Apparently, I’m quite aerodynamic. In something that was supposed to induce a lobbed “cannonball,” I acted more like a patriot missile and soared across the water, about 20 feet, according to our best estimates. Dan claims that I “hovered” over the water until I realized that gravity needed to be accounted for. Then, I sank like a rock.
Once I found my way back to the surface, I saw Dan at the edge of the pool, grinning from ear to ear and laughing his head off. “That was awesome! You flew! You were a missile!”
Here’s Dan’s artistic rendering of the event (he gave me permission to share it with you):
( ) – – – – – – – – – – – – – – – – – – O–<—-<
We watched for quite awhile after that, and nobody managed to get the same amount of airtime.

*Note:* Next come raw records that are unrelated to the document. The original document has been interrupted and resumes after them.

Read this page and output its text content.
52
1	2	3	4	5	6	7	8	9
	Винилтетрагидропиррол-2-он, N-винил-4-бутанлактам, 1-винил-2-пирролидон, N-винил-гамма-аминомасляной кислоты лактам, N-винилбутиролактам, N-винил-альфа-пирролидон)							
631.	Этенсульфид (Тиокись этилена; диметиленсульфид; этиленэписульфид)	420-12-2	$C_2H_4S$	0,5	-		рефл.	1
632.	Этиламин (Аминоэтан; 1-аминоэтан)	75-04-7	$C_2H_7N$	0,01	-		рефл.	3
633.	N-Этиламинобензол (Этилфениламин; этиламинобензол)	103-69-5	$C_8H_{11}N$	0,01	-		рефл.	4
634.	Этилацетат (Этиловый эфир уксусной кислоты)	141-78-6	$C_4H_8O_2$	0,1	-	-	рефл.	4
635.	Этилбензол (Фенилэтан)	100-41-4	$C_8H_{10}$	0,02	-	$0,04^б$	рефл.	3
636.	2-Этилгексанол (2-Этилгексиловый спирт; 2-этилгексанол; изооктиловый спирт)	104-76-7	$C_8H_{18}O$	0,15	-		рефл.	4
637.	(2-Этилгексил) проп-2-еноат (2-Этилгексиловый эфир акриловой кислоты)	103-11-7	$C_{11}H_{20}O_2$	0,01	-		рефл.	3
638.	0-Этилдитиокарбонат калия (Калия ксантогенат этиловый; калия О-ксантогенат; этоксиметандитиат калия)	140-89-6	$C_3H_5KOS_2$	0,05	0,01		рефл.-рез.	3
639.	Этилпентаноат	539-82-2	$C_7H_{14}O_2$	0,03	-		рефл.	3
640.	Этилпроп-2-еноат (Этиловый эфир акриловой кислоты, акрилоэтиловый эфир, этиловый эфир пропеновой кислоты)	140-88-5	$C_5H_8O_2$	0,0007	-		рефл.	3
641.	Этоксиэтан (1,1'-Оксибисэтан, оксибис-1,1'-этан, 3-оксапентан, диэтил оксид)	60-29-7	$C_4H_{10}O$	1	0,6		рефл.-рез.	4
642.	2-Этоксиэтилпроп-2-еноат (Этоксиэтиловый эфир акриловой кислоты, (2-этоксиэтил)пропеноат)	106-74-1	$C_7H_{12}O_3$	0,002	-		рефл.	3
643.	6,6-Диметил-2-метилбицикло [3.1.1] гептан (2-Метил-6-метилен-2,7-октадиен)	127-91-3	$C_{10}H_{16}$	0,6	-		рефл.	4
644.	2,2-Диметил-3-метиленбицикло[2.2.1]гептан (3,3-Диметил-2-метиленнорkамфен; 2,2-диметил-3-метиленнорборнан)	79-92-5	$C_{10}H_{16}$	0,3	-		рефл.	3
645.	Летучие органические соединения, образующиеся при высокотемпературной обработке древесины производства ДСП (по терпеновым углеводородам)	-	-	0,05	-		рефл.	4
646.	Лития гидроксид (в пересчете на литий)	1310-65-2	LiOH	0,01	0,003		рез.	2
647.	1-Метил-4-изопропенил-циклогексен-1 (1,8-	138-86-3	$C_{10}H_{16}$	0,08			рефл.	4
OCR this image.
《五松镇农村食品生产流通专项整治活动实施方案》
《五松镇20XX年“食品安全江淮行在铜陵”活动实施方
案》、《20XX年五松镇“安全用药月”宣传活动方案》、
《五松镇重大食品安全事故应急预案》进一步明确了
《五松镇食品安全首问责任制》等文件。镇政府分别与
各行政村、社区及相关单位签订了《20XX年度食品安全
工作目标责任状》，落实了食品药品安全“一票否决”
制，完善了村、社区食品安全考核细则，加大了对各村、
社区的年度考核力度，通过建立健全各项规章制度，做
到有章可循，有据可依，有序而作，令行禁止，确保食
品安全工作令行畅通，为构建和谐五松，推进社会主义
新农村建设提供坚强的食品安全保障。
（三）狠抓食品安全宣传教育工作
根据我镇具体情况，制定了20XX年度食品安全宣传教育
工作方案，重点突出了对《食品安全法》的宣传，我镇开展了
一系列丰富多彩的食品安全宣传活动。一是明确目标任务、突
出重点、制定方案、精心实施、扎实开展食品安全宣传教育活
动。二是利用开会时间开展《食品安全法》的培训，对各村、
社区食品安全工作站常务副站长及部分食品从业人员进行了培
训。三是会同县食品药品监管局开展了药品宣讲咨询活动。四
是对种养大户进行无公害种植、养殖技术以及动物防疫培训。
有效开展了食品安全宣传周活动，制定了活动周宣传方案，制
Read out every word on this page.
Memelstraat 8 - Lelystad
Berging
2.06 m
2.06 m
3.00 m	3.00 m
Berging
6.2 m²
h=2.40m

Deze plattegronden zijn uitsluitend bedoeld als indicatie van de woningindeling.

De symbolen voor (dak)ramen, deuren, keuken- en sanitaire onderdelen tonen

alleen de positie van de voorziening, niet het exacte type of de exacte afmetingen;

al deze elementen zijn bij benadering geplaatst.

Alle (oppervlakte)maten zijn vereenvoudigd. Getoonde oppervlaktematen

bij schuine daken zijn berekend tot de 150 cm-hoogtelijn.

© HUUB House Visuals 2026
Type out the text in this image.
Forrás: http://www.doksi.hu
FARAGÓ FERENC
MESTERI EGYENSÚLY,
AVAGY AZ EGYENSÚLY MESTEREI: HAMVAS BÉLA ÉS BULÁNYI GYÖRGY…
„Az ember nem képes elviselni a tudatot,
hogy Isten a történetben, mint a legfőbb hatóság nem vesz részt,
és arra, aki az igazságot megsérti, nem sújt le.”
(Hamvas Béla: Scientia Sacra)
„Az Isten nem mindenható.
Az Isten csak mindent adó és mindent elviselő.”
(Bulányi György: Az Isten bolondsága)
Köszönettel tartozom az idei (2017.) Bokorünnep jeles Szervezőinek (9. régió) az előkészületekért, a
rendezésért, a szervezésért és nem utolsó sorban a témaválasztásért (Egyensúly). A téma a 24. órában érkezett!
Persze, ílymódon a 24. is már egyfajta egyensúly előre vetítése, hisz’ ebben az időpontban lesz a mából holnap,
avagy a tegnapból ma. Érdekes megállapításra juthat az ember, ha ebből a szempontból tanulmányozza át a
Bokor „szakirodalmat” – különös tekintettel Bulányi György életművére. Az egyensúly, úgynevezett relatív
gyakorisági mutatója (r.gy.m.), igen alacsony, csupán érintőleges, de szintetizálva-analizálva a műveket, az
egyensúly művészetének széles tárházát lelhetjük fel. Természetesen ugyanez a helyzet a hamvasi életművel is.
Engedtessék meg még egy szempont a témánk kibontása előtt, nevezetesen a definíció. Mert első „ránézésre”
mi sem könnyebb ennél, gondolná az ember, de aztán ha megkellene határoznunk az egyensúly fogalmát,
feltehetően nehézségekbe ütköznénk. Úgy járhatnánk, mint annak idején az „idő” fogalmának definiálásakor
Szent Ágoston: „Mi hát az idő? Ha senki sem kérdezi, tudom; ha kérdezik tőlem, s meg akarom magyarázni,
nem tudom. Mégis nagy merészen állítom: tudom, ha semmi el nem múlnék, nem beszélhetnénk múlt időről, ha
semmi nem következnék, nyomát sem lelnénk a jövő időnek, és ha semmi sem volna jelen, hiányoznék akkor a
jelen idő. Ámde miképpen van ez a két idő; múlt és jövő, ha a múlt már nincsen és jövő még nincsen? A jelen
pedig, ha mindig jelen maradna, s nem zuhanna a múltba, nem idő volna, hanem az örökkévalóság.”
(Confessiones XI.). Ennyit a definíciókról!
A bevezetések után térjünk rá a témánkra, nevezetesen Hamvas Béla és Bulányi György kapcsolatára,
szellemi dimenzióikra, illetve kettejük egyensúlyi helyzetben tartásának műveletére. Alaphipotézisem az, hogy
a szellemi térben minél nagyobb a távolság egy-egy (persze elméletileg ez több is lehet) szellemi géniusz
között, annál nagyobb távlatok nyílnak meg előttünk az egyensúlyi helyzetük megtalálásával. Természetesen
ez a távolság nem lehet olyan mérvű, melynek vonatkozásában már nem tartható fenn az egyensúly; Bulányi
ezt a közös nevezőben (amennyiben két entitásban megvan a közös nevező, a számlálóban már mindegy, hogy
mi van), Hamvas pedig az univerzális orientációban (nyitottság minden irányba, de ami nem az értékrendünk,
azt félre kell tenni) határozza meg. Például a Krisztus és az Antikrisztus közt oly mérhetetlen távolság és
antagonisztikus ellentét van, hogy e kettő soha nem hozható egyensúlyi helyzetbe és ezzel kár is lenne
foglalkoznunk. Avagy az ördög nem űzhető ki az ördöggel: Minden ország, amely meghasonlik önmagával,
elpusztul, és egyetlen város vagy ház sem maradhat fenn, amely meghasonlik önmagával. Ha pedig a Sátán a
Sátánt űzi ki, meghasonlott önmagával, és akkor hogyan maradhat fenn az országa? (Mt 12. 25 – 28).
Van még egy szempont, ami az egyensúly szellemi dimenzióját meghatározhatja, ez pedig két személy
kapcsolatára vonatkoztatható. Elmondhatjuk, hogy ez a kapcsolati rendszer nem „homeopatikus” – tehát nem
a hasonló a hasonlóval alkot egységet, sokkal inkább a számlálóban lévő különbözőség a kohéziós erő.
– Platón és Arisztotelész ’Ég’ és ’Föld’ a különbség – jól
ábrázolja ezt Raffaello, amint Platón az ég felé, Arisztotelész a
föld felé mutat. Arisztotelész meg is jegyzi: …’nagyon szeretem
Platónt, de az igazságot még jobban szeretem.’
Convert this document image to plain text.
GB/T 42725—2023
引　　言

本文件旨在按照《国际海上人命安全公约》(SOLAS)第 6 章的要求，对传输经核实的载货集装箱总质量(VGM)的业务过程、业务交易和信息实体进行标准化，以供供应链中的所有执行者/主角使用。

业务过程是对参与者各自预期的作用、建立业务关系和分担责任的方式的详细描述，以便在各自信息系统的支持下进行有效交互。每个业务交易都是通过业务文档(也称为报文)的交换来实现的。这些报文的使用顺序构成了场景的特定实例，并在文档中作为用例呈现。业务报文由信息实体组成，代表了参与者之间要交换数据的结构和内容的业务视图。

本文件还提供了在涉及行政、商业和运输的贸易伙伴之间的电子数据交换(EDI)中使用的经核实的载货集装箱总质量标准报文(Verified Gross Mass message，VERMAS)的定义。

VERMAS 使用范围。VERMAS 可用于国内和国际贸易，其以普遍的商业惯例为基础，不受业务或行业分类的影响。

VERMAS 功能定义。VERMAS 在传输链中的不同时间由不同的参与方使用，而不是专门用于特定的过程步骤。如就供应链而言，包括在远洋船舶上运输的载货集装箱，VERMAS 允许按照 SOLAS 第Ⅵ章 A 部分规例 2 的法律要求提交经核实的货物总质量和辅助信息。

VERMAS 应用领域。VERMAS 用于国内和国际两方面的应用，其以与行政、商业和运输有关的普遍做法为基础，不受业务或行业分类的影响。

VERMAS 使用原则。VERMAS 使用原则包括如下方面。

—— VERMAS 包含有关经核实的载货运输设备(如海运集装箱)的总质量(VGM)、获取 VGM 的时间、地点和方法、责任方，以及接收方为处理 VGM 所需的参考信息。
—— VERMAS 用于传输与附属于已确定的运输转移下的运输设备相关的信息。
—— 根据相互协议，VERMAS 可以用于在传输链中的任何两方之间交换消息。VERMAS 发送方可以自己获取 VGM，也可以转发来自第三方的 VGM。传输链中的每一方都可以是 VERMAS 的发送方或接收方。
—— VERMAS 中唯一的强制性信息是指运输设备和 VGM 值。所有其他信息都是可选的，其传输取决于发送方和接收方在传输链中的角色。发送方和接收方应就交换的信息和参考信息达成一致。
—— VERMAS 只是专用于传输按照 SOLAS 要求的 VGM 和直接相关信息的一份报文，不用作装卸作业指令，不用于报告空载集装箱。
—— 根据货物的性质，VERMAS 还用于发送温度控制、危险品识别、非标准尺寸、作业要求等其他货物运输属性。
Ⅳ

Most people plopped out of the hole and sank a few feet from the opening.
I don’t remember the last time Dan was so proud of his wifey. He’s been positively beaming all night. You’d think I broke the sound barrier or something. But this example illustrates some important ways we wives can please our husbands:
1. I’ve come to realize that husbands love it when we invest our time in doing something that they love to do, right along side them. Whether it’s going to an occasional baseball game or zooming down waterslides, men appreciate it when we put aside our preferences to spend time with them, in their own special way.
2. Husbands love to see us conquer our fears and grow in courage. Dan knew that the “scary hole in the wall tube slide” freaked me out, but I did it anyway. He congratulated me on overcoming my fear and doing it anyway.
3. Husbands love it when we challenge each other. Our little competitions demonstrate something that Solomon in his wisdom pointed out a long time ago: As iron sharpens iron, so one man sharpens another” (Proverbs 27:17). We have a choice. We can drag each other down, and bring out each other’s worst, or we can rise to the occasion, and try to call out the best in each other.